Jessica Mauleon of Chicago, who did an internship at Sedgebrook from January to August last year and now is preparing to take her licensing exam to be a nurse practitioner, says her internship helped prepare her for her new role.

“That helped build my confidence that (this) was exactly what I should be doing,” she says.

With continuing care communities increasingly taking a greater role in treating residents with medical conditions, they need staff with mid-level medical training, Kroger says.

“This is an ideal site for nurse practitioners to take an active role,” he says.

Therapy interns
At Friendship Village, a life plan community in Schaumburg, graduate students do internships in mental health counseling. Two of the interns each year have concentrations in art therapy. They are supervised by the Rev. Dr. Shawn Kafader, the retirement home’s lead chaplain and clinical counseling supervisor, who is himself an artist.

Kafader says the internship program started six years ago with an art therapy student from the School of the Art Institute in Chicago. “We started with one intern and quickly decided we could expand,” he says.
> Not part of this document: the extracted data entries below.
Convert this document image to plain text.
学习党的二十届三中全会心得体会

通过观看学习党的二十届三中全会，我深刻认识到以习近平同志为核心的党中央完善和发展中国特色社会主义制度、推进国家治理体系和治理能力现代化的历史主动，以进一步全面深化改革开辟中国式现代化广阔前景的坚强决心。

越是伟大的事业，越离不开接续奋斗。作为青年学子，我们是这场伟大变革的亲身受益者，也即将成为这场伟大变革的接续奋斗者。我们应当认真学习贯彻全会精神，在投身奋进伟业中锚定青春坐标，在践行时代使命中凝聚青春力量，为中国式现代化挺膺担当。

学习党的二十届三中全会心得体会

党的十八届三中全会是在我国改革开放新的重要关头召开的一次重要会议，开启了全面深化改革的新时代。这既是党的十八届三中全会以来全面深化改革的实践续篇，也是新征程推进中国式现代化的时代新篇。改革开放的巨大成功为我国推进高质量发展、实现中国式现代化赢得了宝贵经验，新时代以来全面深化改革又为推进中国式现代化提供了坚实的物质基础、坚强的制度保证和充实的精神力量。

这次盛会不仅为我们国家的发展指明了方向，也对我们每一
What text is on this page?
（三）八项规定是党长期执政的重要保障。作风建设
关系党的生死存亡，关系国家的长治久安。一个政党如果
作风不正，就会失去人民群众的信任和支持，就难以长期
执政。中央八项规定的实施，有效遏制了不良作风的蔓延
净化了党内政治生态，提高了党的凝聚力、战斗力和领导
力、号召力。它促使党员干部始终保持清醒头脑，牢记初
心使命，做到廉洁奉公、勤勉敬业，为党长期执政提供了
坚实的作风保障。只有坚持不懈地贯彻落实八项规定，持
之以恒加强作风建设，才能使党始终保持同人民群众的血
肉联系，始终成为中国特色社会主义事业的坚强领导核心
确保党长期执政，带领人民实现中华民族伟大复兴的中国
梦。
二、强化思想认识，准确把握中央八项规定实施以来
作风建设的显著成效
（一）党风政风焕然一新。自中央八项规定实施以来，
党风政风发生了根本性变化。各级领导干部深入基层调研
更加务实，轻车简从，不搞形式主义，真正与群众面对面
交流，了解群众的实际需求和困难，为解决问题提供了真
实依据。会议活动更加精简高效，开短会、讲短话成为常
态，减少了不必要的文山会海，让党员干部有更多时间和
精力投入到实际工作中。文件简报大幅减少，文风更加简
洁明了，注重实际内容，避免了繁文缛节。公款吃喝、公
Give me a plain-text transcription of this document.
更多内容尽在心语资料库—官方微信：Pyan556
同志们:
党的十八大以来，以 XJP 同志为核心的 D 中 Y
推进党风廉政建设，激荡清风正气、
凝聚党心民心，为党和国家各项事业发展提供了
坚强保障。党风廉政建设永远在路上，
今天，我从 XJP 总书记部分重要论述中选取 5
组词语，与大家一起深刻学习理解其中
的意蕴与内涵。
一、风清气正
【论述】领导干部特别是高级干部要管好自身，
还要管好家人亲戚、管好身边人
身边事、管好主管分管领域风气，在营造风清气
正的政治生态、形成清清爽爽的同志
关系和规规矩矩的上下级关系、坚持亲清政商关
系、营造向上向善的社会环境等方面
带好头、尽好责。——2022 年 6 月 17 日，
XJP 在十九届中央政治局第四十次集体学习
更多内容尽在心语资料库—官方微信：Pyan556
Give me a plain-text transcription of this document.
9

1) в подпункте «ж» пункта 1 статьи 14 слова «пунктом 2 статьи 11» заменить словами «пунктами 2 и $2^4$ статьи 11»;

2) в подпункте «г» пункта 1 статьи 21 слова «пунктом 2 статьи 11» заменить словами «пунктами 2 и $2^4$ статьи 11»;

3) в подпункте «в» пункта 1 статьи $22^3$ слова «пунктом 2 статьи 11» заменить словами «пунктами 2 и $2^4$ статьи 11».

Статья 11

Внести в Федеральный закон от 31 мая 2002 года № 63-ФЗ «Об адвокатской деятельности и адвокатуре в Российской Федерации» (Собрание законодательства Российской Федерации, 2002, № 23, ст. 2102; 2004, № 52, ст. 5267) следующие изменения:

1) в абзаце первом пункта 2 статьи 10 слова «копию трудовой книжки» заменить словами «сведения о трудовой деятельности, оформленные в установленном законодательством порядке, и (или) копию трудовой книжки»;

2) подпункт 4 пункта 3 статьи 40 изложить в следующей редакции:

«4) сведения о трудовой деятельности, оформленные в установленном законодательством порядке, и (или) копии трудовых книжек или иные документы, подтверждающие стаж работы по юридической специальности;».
The students generally spend 20 to 25 hours a week at the retirement community from August to June. Interns facilitate groups as well as work with individual residents in all levels of care. Kafader meets with the interns weekly, sometimes attends the groups, and views videotapes of their counseling sessions with residents.

Catherine Kelly of Glen Ellyn was a graduate student at Adler School of Professional Psychology when she did an art therapy internship at Friendship Village from August 2017 to June 2018. At Friendship Village, she worked with older adults with a variety of special needs, including physical and cognitive disabilities. That experience carries over to her current work as an art therapist at an alternative school, she says.

“It really prepared me for what I do now,” she says. “It was the best rewarding experience I could have asked for.”

Ana Anaya was a graduate mental health student from Argos University in Schaumburg when she did her internship at Friendship Village from September 2017 to June 2018. Anaya says she previously worked with children and teens, but she is now seeking to be licensed to work with older adults. She is especially interested in hospice care.

That interest was sparked at Friendship Village when she spoke with veterans who suffered from post-traumatic stress disorder, but had never told anyone before. Some of them passed away while she was there.

“It’s so needed and it gives clients peace of mind talking about what they never talked about before,” she says.

Kafader says many older adults have never received mental health counseling because a stigma was attached to it when they were younger. But many need help dealing with life transitions, depression, loss, anxiety and behaviors that may have always been part of them. The services they receive from the unpaid interns are free.

“I constantly get emails (from staff) saying If you have an opening, I have someone who would benefit from your program,” he says.